Dean Michael Barr sent the following letter to the Ford School community last night, Monday, June 1:

Dear friends,

I am writing to you at a time of great sorrow and upheaval. I write to acknowledge the deaths of George Floyd, Breonna Taylor, and Ahmaud Arbery, the latest names in a long list of Black lives lost to racist violence in our country. The Ford School mourns their loss and stands in solidarity with their families and loved ones. I am heartsick at the suffering many are experiencing.

I write tonight to remember Trayvon Martin. Atatiana Jefferson. Botham Jean. Sandra Bland. Tamir Rice, Freddie Gray, Alton Sterling, Walter Scott, and so many others. Hundreds, thousands of others whose names are known only to their families.

It is important to acknowledge that the violence and inequality in our systems are the result of centuries of laws, policies, and institutions that entrenched and enforced racist inequality. As but one example, MSU Professor Lisa Cook has shown that lynching and race riots against African Americans between 1877-1940 dramatically depressed patenting rates by Black innovators for the next century.

Racism and racist violence wreak daily, debilitating, exhausting stress on Black people in America.
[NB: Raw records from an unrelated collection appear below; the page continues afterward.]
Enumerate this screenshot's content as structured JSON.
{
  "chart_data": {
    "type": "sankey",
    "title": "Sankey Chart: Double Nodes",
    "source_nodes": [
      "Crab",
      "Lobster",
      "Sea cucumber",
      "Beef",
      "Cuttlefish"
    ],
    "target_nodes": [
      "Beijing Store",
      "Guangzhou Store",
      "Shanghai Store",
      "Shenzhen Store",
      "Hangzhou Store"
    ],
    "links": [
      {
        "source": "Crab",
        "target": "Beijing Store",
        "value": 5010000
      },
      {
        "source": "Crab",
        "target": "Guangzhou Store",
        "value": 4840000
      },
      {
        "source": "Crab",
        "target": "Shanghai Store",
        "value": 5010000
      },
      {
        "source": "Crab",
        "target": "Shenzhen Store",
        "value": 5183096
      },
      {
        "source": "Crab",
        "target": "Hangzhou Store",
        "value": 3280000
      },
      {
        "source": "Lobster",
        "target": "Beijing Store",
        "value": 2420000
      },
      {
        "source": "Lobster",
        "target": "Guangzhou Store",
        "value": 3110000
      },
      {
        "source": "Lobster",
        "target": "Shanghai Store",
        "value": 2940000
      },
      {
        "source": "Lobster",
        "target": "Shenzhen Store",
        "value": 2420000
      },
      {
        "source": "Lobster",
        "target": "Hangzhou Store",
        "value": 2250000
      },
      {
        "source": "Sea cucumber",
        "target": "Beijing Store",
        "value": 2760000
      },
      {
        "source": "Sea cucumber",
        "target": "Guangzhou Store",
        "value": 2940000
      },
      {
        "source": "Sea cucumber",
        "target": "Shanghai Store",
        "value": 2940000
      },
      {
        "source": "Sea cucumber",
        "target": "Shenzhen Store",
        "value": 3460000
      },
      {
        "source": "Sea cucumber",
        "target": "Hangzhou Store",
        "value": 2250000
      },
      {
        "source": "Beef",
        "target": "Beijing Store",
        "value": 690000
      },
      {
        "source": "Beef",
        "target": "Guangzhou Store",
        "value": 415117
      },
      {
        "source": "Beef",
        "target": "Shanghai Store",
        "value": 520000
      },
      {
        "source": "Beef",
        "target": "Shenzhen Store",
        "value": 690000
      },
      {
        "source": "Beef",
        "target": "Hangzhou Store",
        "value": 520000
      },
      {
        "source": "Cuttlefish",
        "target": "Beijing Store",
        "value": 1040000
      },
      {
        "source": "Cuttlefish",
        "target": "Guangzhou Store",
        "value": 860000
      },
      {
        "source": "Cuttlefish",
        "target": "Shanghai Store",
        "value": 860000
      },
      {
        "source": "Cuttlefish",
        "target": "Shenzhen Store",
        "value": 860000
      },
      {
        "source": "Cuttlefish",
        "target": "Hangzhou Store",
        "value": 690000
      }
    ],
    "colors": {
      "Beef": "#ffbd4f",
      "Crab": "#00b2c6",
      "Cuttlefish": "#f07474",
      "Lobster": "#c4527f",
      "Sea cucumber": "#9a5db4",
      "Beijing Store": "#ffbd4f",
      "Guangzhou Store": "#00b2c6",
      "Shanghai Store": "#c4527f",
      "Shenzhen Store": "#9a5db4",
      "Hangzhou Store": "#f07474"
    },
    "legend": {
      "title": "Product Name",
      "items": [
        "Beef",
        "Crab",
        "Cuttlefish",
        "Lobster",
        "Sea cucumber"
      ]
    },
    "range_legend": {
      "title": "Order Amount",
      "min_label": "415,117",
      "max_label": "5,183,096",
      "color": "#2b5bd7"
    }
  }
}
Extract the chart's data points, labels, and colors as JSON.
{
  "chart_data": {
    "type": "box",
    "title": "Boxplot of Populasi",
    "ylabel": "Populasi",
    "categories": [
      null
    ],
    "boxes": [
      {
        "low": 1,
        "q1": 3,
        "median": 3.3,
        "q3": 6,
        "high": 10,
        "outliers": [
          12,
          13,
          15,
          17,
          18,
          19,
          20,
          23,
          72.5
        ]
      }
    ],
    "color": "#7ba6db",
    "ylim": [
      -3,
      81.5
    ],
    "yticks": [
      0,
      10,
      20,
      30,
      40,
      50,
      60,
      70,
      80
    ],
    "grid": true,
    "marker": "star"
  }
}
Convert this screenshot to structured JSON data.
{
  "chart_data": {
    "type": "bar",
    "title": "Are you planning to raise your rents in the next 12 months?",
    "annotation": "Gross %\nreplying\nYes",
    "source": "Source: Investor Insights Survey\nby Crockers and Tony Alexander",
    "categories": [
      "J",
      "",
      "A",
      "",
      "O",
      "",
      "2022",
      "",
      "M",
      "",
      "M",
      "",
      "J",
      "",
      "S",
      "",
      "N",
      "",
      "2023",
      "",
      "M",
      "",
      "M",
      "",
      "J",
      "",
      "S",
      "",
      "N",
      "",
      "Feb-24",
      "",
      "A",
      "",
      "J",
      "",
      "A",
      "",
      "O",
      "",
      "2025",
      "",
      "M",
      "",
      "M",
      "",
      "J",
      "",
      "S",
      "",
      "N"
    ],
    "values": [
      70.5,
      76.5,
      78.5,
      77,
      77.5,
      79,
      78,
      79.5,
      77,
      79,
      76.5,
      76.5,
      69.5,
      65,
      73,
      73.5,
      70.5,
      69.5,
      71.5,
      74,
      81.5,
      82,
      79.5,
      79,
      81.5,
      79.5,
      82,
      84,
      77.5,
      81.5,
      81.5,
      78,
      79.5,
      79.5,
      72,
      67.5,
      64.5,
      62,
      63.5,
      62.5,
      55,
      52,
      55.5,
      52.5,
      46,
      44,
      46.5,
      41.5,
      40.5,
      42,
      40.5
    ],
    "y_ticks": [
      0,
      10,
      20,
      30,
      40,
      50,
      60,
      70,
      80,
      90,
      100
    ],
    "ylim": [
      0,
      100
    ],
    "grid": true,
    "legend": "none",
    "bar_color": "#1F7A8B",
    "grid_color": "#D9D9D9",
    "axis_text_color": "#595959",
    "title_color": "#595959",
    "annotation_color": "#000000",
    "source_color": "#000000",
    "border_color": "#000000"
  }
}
The violence traumatizes. This latest comes layered over the past few years with white nationalist attacks on synagogues, on immigrants, on African-Americans, and LatinX, and Asians, and near-daily rhetorical attacks from some elected officials. It is almost too much to bear.

We must not ignore the role of racism in our society. As James Baldwin wrote, "People who shut their eyes to reality simply invite their own destruction, and anyone who insists on remaining in a state of innocence long after that innocence is dead turns himself into a monster."

COVID-19 laid bare the inequalities in our health system and in our economy. Now, George Floyd, killed by a police officer as others watched. And in the aftermath many, many police officers and departments engaged in violent confrontations all over the country. As policy professionals, we must commit ourselves to addressing these public challenges, difficulties, and social ills directly, with courage and grit and peace in our hearts.

Dear Ford School family: please know that none of you is alone. I stand with you -- let us all stand together.